J’esquisse un sourire et m’engouffre dans l’antre de quelques marches. Pauline me sourit et me tend à nouveau la main. Plutôt que de la saisir, je me précipite et de tout mon poids la pousse en avant. Je peux voir un instant la surprise se lire sur son doux visage. Elle dévale les escaliers sur une dizaine de mètres. Je peux percevoir le bruit de son corps heurtant le béton. Je suis cette chute sans en perdre un détail. Elle est en bas, je la distingue à peine, mais j’entends son râle. Elle gémit. La pousser dos aux marches était une idée brillante. Pas à pas, je descends, doucement. Je laisse ainsi le temps à mes yeux de s’adapter à la pénombre. Elle ne s’est pas relevée. Sa jambe droite est pliée sur la troisième marche, dans une position étrange, comme disloquée. La chaussure a disparu. Tout son poids repose sur son épaule gauche, son bras est coincé sous son corps. La joue contre le sol, elle tourne légèrement la tête et m’observe. Je souris. Elle murmure quelques sons mélangés aux gémissements.

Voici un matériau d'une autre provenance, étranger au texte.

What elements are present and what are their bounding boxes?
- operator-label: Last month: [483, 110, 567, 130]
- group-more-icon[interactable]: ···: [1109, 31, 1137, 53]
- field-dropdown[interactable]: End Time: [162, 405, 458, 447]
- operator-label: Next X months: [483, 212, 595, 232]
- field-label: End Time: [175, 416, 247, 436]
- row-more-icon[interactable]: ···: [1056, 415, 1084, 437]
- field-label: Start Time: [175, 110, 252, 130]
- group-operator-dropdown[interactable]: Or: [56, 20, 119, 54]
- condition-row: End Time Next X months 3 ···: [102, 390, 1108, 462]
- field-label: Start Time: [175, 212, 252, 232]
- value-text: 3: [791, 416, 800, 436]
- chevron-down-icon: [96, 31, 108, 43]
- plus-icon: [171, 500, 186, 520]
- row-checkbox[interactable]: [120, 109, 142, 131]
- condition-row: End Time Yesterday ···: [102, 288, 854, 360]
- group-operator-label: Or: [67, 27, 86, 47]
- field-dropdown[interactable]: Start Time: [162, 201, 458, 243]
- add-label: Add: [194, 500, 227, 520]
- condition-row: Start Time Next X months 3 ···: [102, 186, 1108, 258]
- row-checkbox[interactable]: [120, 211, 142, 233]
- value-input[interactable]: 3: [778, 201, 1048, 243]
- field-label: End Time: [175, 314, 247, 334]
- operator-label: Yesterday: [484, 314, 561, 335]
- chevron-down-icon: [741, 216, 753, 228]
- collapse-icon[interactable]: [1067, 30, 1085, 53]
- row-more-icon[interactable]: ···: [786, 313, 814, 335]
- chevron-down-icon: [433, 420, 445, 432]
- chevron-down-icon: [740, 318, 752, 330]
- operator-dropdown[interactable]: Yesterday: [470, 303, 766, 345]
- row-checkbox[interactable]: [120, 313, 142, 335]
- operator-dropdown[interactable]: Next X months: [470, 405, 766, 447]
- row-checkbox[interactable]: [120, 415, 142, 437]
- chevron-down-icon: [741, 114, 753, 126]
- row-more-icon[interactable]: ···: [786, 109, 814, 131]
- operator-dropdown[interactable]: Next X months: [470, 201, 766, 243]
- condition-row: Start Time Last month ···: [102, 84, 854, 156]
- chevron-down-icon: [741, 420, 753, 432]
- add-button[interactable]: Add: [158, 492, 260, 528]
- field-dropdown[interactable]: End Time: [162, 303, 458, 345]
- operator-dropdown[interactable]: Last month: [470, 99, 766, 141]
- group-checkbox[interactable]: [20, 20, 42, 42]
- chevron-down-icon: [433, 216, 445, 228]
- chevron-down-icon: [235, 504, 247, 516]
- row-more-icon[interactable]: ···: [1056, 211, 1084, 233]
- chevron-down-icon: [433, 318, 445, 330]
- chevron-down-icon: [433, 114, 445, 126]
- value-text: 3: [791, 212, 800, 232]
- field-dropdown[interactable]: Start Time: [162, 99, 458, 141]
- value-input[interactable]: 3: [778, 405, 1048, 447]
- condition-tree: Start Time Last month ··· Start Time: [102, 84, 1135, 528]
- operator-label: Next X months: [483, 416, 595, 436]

Je m’approche un peu plus, jusqu’à surplomber son visage. Je ne comprends pas ses paroles, mais je les devine. Je pose mon pied sur sa nuque, je force un peu pour l’intercaler entre sa tête et sa clavicule. D’un geste sec, je place tout mon poids sur mon pied. J’entends les cervicales craquer, le cou vient de céder. Comme une branche sèche qui craque. Elle n’a pas souffert, je crois.
Je ramasse son sac et récupère l’argent. C’est étrange, je ne ressens rien, ni joie, ni pitié, ni haine ou excitation.
Un acte presque banal finalement. Ma vie vient de basculer, je ne rentrerai pas chez moi aujourd’hui. Étrangement, j’en avais le pressentiment.
Cet espace vide dans ma poitrine me surprend. C’est à peine si je peux ressentir les battements de mon cœur.